Cherry cake paradise delight
8 servings1 hour 30 minVery delicious cake! A la tiramisu with cherries. The most delicate cream, soft biscuit, sour cherry. One word is pleasure.
Wheat flour - 150 g, Eggs - 3 pcs., Powdered sugar - 100 g, Mascarpone - 250 g, Fat cream - 250 g, Powdered sugar - 100 g, Cherry - 600 g, Chocolate - 50 g
How to make Cherry Cake Paradise Delight? Prepare the products. For this cake, you can take any cherry - fresh, frozen or canned. The main thing is that she is pitted.

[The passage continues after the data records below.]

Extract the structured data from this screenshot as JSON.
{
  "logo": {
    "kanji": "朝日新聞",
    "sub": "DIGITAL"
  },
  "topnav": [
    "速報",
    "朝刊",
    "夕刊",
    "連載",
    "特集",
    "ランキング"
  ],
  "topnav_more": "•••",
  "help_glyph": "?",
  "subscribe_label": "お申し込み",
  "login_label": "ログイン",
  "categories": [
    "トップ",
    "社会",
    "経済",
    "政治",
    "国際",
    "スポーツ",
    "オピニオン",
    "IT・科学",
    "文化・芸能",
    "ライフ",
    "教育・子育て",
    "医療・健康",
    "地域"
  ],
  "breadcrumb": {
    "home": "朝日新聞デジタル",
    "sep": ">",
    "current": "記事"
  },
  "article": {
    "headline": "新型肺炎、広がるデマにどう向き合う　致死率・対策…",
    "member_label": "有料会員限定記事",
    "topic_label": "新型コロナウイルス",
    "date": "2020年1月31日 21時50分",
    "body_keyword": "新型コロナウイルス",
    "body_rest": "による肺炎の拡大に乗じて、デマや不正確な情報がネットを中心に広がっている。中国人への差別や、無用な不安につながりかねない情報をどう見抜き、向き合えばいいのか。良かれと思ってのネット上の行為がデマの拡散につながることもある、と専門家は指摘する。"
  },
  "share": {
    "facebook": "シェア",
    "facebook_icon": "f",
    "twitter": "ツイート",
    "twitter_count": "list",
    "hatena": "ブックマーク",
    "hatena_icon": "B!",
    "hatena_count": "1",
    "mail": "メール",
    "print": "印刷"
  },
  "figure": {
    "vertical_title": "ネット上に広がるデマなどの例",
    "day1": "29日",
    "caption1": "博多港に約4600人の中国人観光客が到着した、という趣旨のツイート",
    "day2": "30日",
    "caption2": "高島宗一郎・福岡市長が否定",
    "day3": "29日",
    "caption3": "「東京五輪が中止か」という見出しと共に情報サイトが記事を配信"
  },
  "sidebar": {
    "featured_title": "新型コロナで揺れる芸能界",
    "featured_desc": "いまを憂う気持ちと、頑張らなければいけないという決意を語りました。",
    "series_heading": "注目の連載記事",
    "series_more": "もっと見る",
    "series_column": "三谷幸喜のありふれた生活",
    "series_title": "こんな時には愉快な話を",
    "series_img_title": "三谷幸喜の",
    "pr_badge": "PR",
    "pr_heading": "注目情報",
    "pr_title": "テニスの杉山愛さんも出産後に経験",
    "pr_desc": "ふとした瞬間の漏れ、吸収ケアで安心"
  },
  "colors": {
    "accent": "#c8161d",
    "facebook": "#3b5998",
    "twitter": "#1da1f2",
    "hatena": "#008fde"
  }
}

If you have taken frozen cherries, then start cooking by defrosting them. Put a colander in a bowl. Put the cherries in it. We will need juice that will drain from her.
Prepare the biscuit products. You can take both powdered sugar and sugar, this is not important. Remove the eggs from the refrigerator in advance, they should become room temperature - then the biscuit will rise better. If you did not have time to do this, then put them in warm water.
How to make a biscuit? Whisk the eggs with icing sugar until fluffy, light. It is better to beat with a mixer at medium speed. With such whipping, bubbles of the same size will form, and when baking, the biscuit will rise better and more evenly. At high speeds, bubbles will turn out to be of different sizes, and large ones will burst, preventing the biscuit from rising.
Sift the flour into the egg mass. Sifting will saturate it with air, and the biscuit will turn out even more magnificent.
Stir the flour using a silicone spatula. Don't make it a mixer. Our goal is to keep the bubbles in the test as much as possible, and the paddle will do it in the best way possible. The dough should become homogeneous, without lumps.
Prepare a biscuit baking tin, I have a diameter of 20cm. It is better to cover the bottom with parchment, and grease the sides with butter. It will be more convenient to use a detachable form. Pour the dough into the mold, flatten the top.
Bake the biscuit in the oven, preheated to 180 ° C, top-bottom mode, 20-25 minutes, until golden. Cool the finished biscuit.
While the biscuit cools, make the cream. Whipping cream should be well chilled, so it will rise better and faster. Choose high-quality, natural cream, without milk fat substitutes. For the cream, you can also take both powder and sugar.
How to make a cream? Whisk the cream with the icing sugar until thick.
Add mascarpone to the cream. Stir the cream using a whisk.
Tip the finished biscuit over the entire surface with a fork. Mix the juice that has been stacked with cherries with a little sugar. Soak biscuit with this juice. If you have fresh cherries, take some sugar syrup instead of juice. If the cherry is canned, then the syrup is made of canned food.
Collect the cake. To do this, it is better to take a detachable shape. Put the cherries on the cake, distribute it in an even layer.
Top with the cream. Put the cake in the fridge overnight.
Grate the chocolate on a fine grater. It is more convenient if it comes from the refrigerator.
Sprinkle chocolate over the cake.
Gently slide a knife between the cake and the tin, then remove the sides of the tin. Garnish the cake as you like with fresh cherries. Serve to the table. Enjoy your meal!
How to beat cream correctly? It is important that the cream is fat, at least 33%. Whipping utensils and the cream itself should be cold, hold them for at least 1-2 hours in the fridge. Beat with a mixer at minimum RPM, gradually increasing the speed. How do you know that the cream is whipped enough? The cream mass should maintain its shape and not spread. Stop whipping at this point. Otherwise, the cream will turn into oil.
Keep in mind that everyone has different ovens. The temperature and cooking time may differ from those indicated in the recipe. To make any baked dish successful, use the useful information in this article!
Read all the secrets of making a tall, beautiful, lush biscuit in an article about biscuit dough.